During the flight from Seattle, Mel and I each received something the airline had the nerve to call a meal tray. It was a bagel and a packet labeled "'Real' Cream Cheese." I thought, what is "real" cream cheese? What does "real" mean when it is in quotes?

Clergy and musicians must stand together against the "ersatz-ification" (if I may make a word) that threatens to undermine the authenticity of who we are and what we do as church. We must establish values and goals for the community's worship in which to ground our planning endeavor—values and goals worthy of God's desire and people's yearnings.

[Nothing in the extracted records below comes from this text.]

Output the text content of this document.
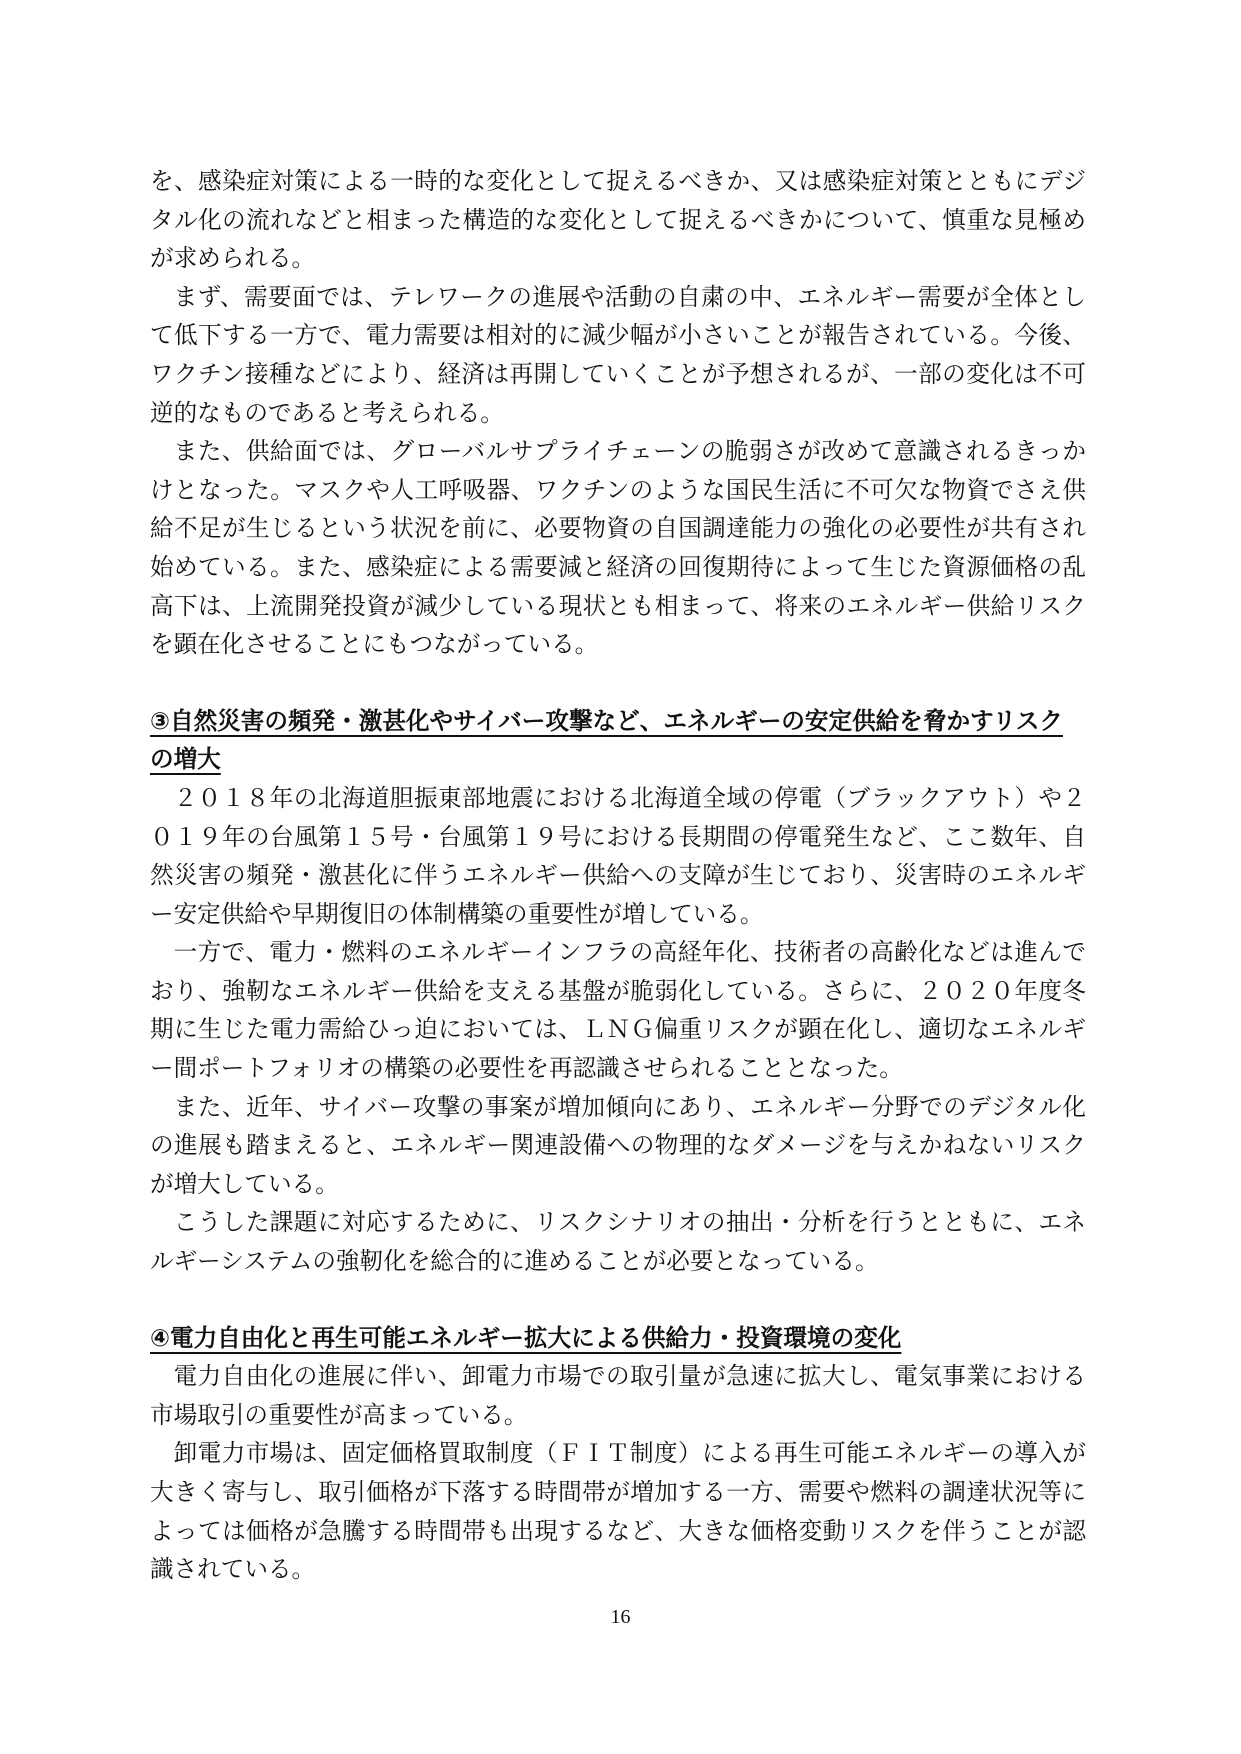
を、感染症対策による一時的な変化として捉えるべきか、又は感染症対策とともにデジタル化の流れなどと相まった構造的な変化として捉えるべきかについて、慎重な見極めが求められる。

まず、需要面では、テレワークの進展や活動の自粛の中、エネルギー需要が全体として低下する一方で、電力需要は相対的に減少幅が小さいことが報告されている。今後、ワクチン接種などにより、経済は再開していくことが予想されるが、一部の変化は不可逆的なものであると考えられる。

また、供給面では、グローバルサプライチェーンの脆弱さが改めて意識されるきっかけとなった。マスクや人工呼吸器、ワクチンのような国民生活に不可欠な物資でさえ供給不足が生じるという状況を前に、必要物資の自国調達能力の強化の必要性が共有され始めている。また、感染症による需要減と経済の回復期待によって生じた資源価格の乱高下は、上流開発投資が減少している現状とも相まって、将来のエネルギー供給リスクを顕在化させることにもつながっている。

③自然災害の頻発・激甚化やサイバー攻撃など、エネルギーの安定供給を脅かすリスクの増大

２０１８年の北海道胆振東部地震における北海道全域の停電（ブラックアウト）や２０１９年の台風第１５号・台風第１９号における長期間の停電発生など、ここ数年、自然災害の頻発・激甚化に伴うエネルギー供給への支障が生じており、災害時のエネルギー安定供給や早期復旧の体制構築の重要性が増している。

一方で、電力・燃料のエネルギーインフラの高経年化、技術者の高齢化などは進んでおり、強靭なエネルギー供給を支える基盤が脆弱化している。さらに、２０２０年度冬期に生じた電力需給ひっ迫においては、ＬＮＧ偏重リスクが顕在化し、適切なエネルギー間ポートフォリオの構築の必要性を再認識させられることとなった。

また、近年、サイバー攻撃の事案が増加傾向にあり、エネルギー分野でのデジタル化の進展も踏まえると、エネルギー関連設備への物理的なダメージを与えかねないリスクが増大している。

こうした課題に対応するために、リスクシナリオの抽出・分析を行うとともに、エネルギーシステムの強靭化を総合的に進めることが必要となっている。

④電力自由化と再生可能エネルギー拡大による供給力・投資環境の変化

電力自由化の進展に伴い、卸電力市場での取引量が急速に拡大し、電気事業における市場取引の重要性が高まっている。

卸電力市場は、固定価格買取制度（ＦＩＴ制度）による再生可能エネルギーの導入が大きく寄与し、取引価格が下落する時間帯が増加する一方、需要や燃料の調達状況等によっては価格が急騰する時間帯も出現するなど、大きな価格変動リスクを伴うことが認識されている。

16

So our ministry should not consist of filling in one another's blanks on a liturgical outline, but should be carried out in an ongoing conversation grounded in agreed-upon values we have arrived at together, such as recognizing that the assembly owns the liturgy and we don't. (Maybe God owns the liturgy, but we clergy, liturgists, and musicians certainly don't.) Does our worship direct us toward God or is it all about us? Does it gather us into a body or is it individualistic? Is it capacious enough and sturdy enough and intentional enough to hold all of life's hopes, joys, griefs, and terrors brought by the people who come? Is it worthy of God and the assembly? Does it have discipline and rigor? Is it true to our theology? Does it reveal the theology it seeks to do and does it do the theology it seeks to reveal? Is it living? Is it energetic, authentic, vigorous, engaging? Is there a clarity of intent and action and symbol? Does it allow mystery? Is it prayer? Does it stand over and against culture?